Iris van Herpen presented her latest Couture collection this morning at the Galerie de Minéralogie et de Géologie in Paris. The collection was inspired by the designer’s reflections on the world’s formations from a microscopic point of view.
Following her original inspiration of an examination of the natural and manmade landscapes of our world, from a bird’s-eye view, Van Herpen collaborated with Dutch artist Peter Gentenaar, known for capturing “organic memory” and motion in his delicate large-scale cellulose sculptures. For the show, the artist created a site-specific floating installation, which blossomed around the garments as the models came onto the runway.

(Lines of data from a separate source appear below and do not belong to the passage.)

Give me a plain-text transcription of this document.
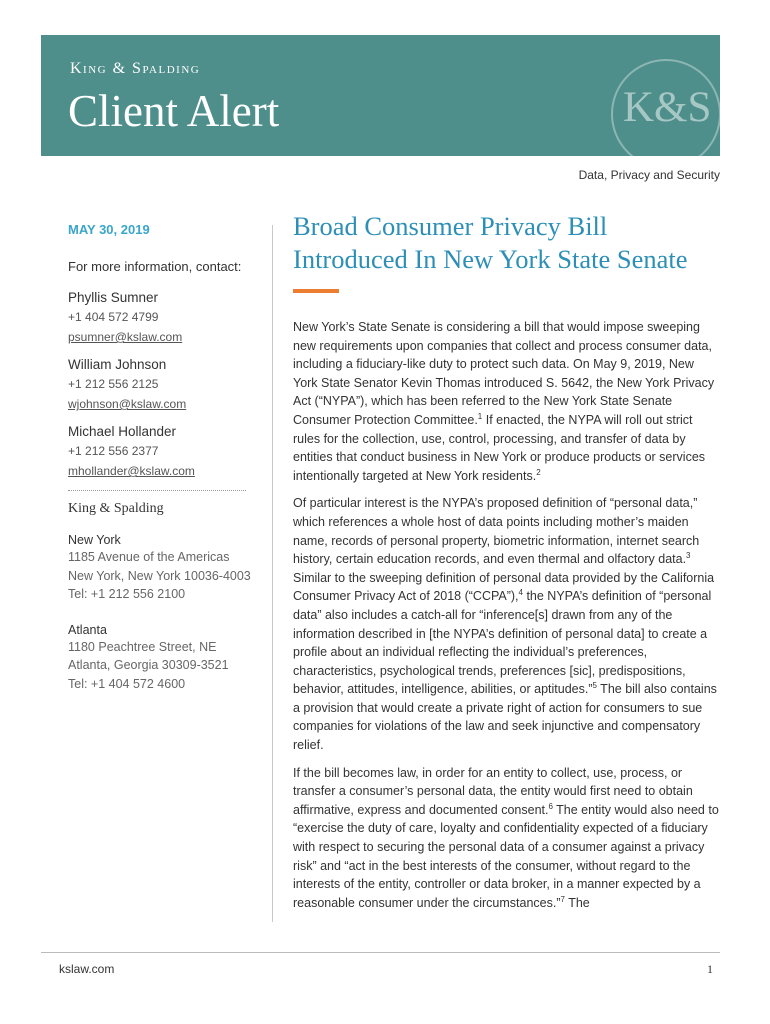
King & Spalding
Client Alert	K&S
Data, Privacy and Security
MAY 30, 2019
For more information, contact:
Phyllis Sumner
+1 404 572 4799
psumner@kslaw.com
William Johnson
+1 212 556 2125
wjohnson@kslaw.com
Michael Hollander
+1 212 556 2377
mhollander@kslaw.com
King & Spalding
New York
1185 Avenue of the Americas
New York, New York 10036-4003
Tel: +1 212 556 2100
Atlanta
1180 Peachtree Street, NE
Atlanta, Georgia 30309-3521
Tel: +1 404 572 4600
Broad Consumer Privacy Bill Introduced In New York State Senate

New York’s State Senate is considering a bill that would impose sweeping new requirements upon companies that collect and process consumer data, including a fiduciary-like duty to protect such data. On May 9, 2019, New York State Senator Kevin Thomas introduced S. 5642, the New York Privacy Act (“NYPA”), which has been referred to the New York State Senate Consumer Protection Committee.$^1$ If enacted, the NYPA will roll out strict rules for the collection, use, control, processing, and transfer of data by entities that conduct business in New York or produce products or services intentionally targeted at New York residents.$^2$

Of particular interest is the NYPA’s proposed definition of “personal data,” which references a whole host of data points including mother’s maiden name, records of personal property, biometric information, internet search history, certain education records, and even thermal and olfactory data.$^3$ Similar to the sweeping definition of personal data provided by the California Consumer Privacy Act of 2018 (“CCPA”),$^4$ the NYPA’s definition of “personal data” also includes a catch-all for “inference[s] drawn from any of the information described in [the NYPA’s definition of personal data] to create a profile about an individual reflecting the individual’s preferences, characteristics, psychological trends, preferences [sic], predispositions, behavior, attitudes, intelligence, abilities, or aptitudes.”$^5$ The bill also contains a provision that would create a private right of action for consumers to sue companies for violations of the law and seek injunctive and compensatory relief.

If the bill becomes law, in order for an entity to collect, use, process, or transfer a consumer’s personal data, the entity would first need to obtain affirmative, express and documented consent.$^6$ The entity would also need to “exercise the duty of care, loyalty and confidentiality expected of a fiduciary with respect to securing the personal data of a consumer against a privacy risk” and “act in the best interests of the consumer, without regard to the interests of the entity, controller or data broker, in a manner expected by a reasonable consumer under the circumstances.”$^7$ The

kslaw.com	1
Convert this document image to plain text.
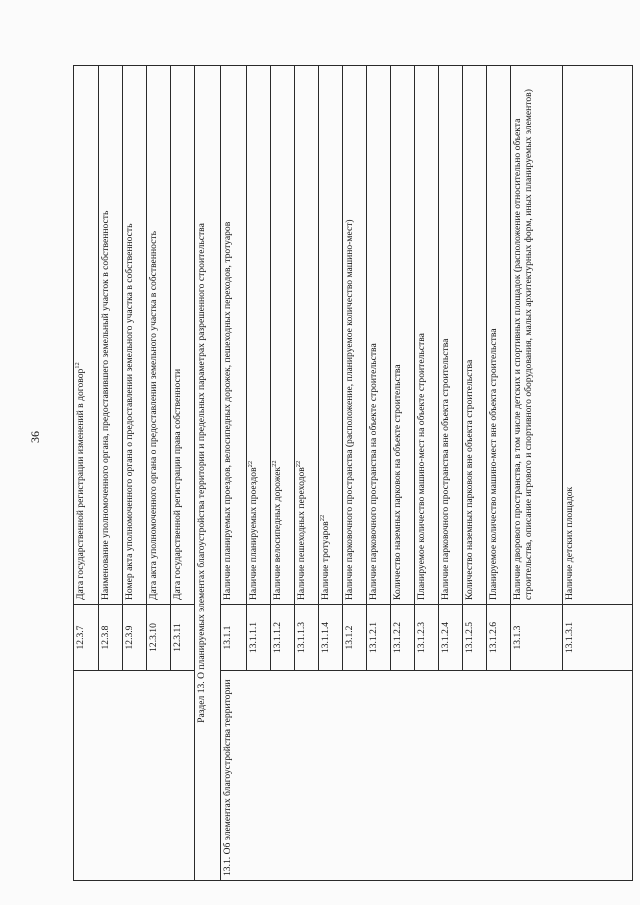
36
	12.3.7	Дата государственной регистрации изменений в договор$^{12}$
	12.3.8	Наименование уполномоченного органа, предоставившего земельный участок в собственность
	12.3.9	Номер акта уполномоченного органа о предоставлении земельного участка в собственность
	12.3.10	Дата акта уполномоченного органа о предоставлении земельного участка в собственность
	12.3.11	Дата государственной регистрации права собственности
Раздел 13. О планируемых элементах благоустройства территории и предельных параметрах разрешенного строительства		
13.1. Об элементах благоустройства территории	13.1.1	Наличие планируемых проездов, велосипедных дорожек, пешеходных переходов, тротуаров
	13.1.1.1	Наличие планируемых проездов$^{22}$
	13.1.1.2	Наличие велосипедных дорожек$^{22}$
	13.1.1.3	Наличие пешеходных переходов$^{22}$
	13.1.1.4	Наличие тротуаров$^{22}$
	13.1.2	Наличие парковочного пространства (расположение, планируемое количество машино-мест)
	13.1.2.1	Наличие парковочного пространства на объекте строительства
	13.1.2.2	Количество наземных парковок на объекте строительства
	13.1.2.3	Планируемое количество машино-мест на объекте строительства
	13.1.2.4	Наличие парковочного пространства вне объекта строительства
	13.1.2.5	Количество наземных парковок вне объекта строительства
	13.1.2.6	Планируемое количество машино-мест вне объекта строительства
	13.1.3	Наличие дворового пространства, в том числе детских и спортивных площадок (расположение относительно объекта строительства, описание игрового и спортивного оборудования, малых архитектурных форм, иных планируемых элементов)
	13.1.3.1	Наличие детских площадок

A vivid & optimistic collection, fusing the artificial with the organic
The collection blends a natural color palette of blurred and faded greens, yellows, blues and purples with skin colors and blacks. The 21 silhouettes feature boundary-pushing construction and innovative material techniques.
260 hours to 3D print the “Foliage Dress” thanks to PolyJet printing technique
The show opened with the technically most interesting piece, a dress that took 260 hours to 3D print! The dress was printed using the PolyJet technique, which allows to create high-quality resin parts, with a smooth surface. It kind of works like a 2D inkjet printer: the printer projects small drops of a photopolymer liquid which is instantly cured thanks to UV light (learn more about 3D printing techniques in our 3D printing Guide).

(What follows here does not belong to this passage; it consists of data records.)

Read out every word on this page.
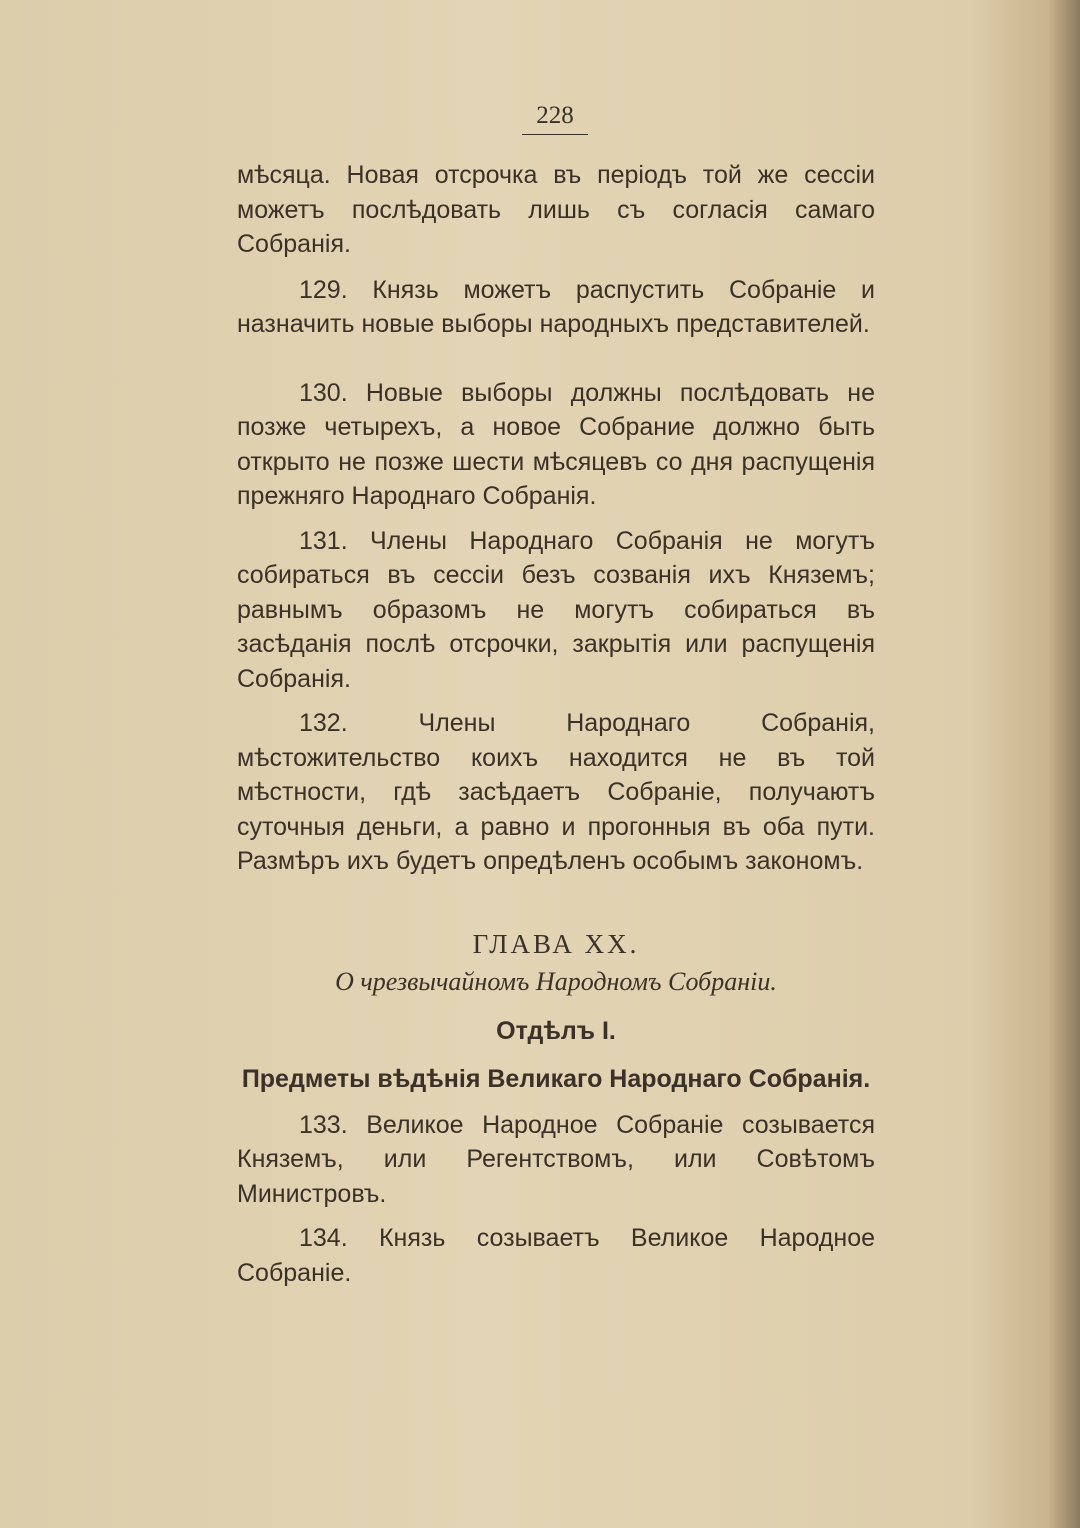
228

мѣсяца. Новая отсрочка въ періодъ той же сессіи можетъ послѣдовать лишь съ согласія самаго Собранія.

129. Князь можетъ распустить Собраніе и назначить новые выборы народныхъ представителей.

130. Новые выборы должны послѣдовать не позже четырехъ, а новое Собрание должно быть открыто не позже шести мѣсяцевъ со дня распущенія прежняго Народнаго Собранія.

131. Члены Народнаго Собранія не могутъ собираться въ сессіи безъ созванія ихъ Княземъ; равнымъ образомъ не могутъ собираться въ засѣданія послѣ отсрочки, закрытія или распущенія Собранія.

132. Члены Народнаго Собранія, мѣстожительство коихъ находится не въ той мѣстности, гдѣ засѣдаетъ Собраніе, получаютъ суточныя деньги, а равно и прогонныя въ оба пути. Размѣръ ихъ будетъ опредѣленъ особымъ закономъ.

ГЛАВА XX.

О чрезвычайномъ Народномъ Собраніи.

Отдѣлъ I.

Предметы вѣдѣнія Великаго Народнаго Собранія.

133. Великое Народное Собраніе созывается Княземъ, или Регентствомъ, или Совѣтомъ Министровъ.

134. Князь созываетъ Великое Народное Собраніе.
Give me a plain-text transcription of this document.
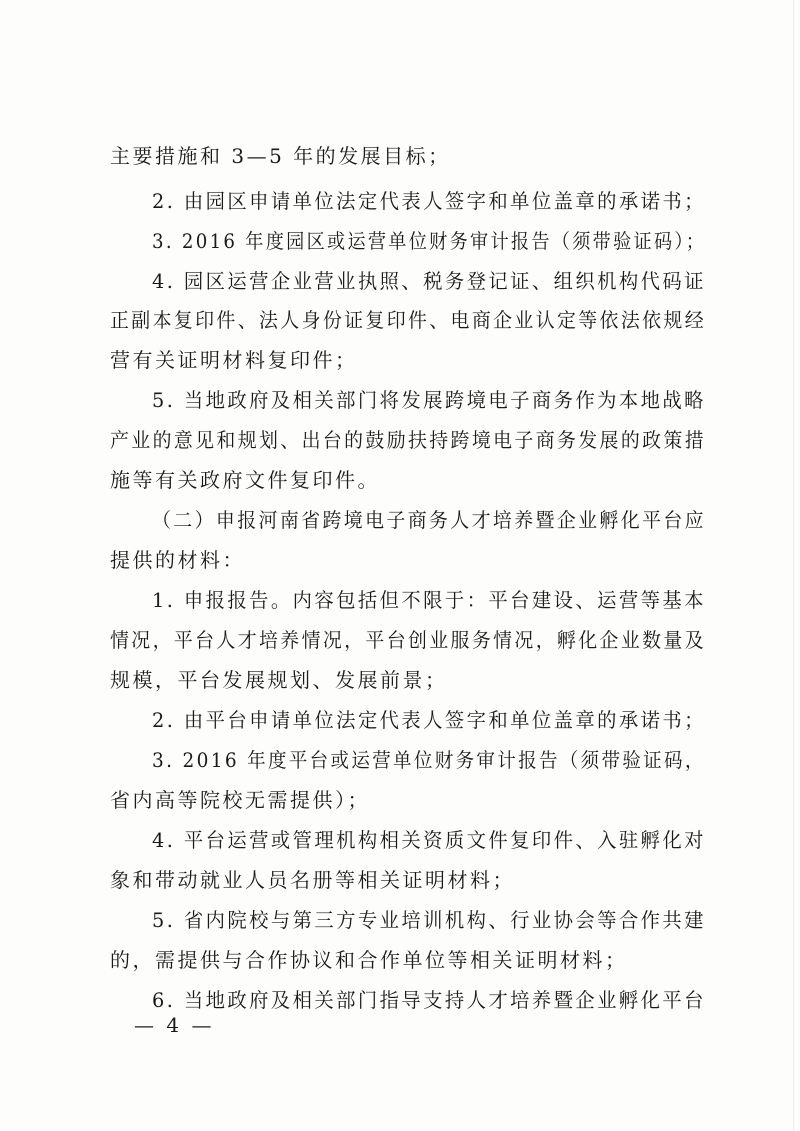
主要措施和 3—5 年的发展目标；
2. 由园区申请单位法定代表人签字和单位盖章的承诺书；
3. 2016 年度园区或运营单位财务审计报告（须带验证码）；
4. 园区运营企业营业执照、税务登记证、组织机构代码证
正副本复印件、法人身份证复印件、电商企业认定等依法依规经
营有关证明材料复印件；
5. 当地政府及相关部门将发展跨境电子商务作为本地战略
产业的意见和规划、出台的鼓励扶持跨境电子商务发展的政策措
施等有关政府文件复印件。
（二）申报河南省跨境电子商务人才培养暨企业孵化平台应
提供的材料：
1. 申报报告。内容包括但不限于：平台建设、运营等基本
情况，平台人才培养情况，平台创业服务情况，孵化企业数量及
规模，平台发展规划、发展前景；
2. 由平台申请单位法定代表人签字和单位盖章的承诺书；
3. 2016 年度平台或运营单位财务审计报告（须带验证码，
省内高等院校无需提供）；
4. 平台运营或管理机构相关资质文件复印件、入驻孵化对
象和带动就业人员名册等相关证明材料；
5. 省内院校与第三方专业培训机构、行业协会等合作共建
的，需提供与合作协议和合作单位等相关证明材料；
6. 当地政府及相关部门指导支持人才培养暨企业孵化平台
— 4 —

Initiated with the Delft University of Technology, the “Foliage” process was used to print leaf-like patterns as thin as 0.8 mm. Tulle was then laid into the 3D printer to print directly onto the fabric, creating exceptional softness. To do so, researchers developed a parametric model to translate 2D patterns into 3D data. Three variations of this material were altered on droplet level, achieving the color and transparency. Fusing precisely controlled digital 3D modeling and the less predictable analog nature of deformation.

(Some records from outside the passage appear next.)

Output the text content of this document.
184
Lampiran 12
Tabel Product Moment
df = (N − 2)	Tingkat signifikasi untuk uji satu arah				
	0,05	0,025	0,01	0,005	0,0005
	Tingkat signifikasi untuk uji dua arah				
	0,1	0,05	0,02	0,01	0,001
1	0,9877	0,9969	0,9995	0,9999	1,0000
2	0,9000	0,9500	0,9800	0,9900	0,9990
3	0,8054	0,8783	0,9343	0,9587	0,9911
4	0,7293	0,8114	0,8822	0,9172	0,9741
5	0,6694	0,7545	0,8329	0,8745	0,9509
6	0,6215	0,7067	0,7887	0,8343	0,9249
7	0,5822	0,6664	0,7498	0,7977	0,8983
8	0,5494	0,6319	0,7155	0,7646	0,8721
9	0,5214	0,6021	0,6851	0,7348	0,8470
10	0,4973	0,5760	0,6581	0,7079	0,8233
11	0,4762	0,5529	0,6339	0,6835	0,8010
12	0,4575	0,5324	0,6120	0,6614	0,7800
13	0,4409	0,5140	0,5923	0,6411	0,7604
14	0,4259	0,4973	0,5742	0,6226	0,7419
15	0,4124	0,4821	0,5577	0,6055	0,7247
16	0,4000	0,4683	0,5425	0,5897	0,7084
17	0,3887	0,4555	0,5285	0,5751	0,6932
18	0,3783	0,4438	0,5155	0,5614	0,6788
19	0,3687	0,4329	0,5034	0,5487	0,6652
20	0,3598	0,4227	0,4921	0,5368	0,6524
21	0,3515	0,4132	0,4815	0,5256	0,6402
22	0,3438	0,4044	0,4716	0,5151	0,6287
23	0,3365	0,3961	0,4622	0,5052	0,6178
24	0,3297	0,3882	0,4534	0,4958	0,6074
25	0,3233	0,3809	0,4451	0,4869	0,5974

“Data Dust”: computationally distorted parametric patterns
For the “Data Dust” pieces (amongst which this mezmerizing Kimono Dress), Van Herpen computationally distorted parametric patterns, then foam-lifted, laser-cut and heat-bonded onto an invisible silk tulle, creating radiant and captivating glitches.
Silk changeant organza, the Ludi Naturae Dress
Closing the show, the Ludi Naturae Dress, worn by Korean influencer Soo Joo Park, is made of a silk changeant organza, mylar and velvet that were heat-bonded, laser-cut and wire-boned, creating a voluminous slow motion splash.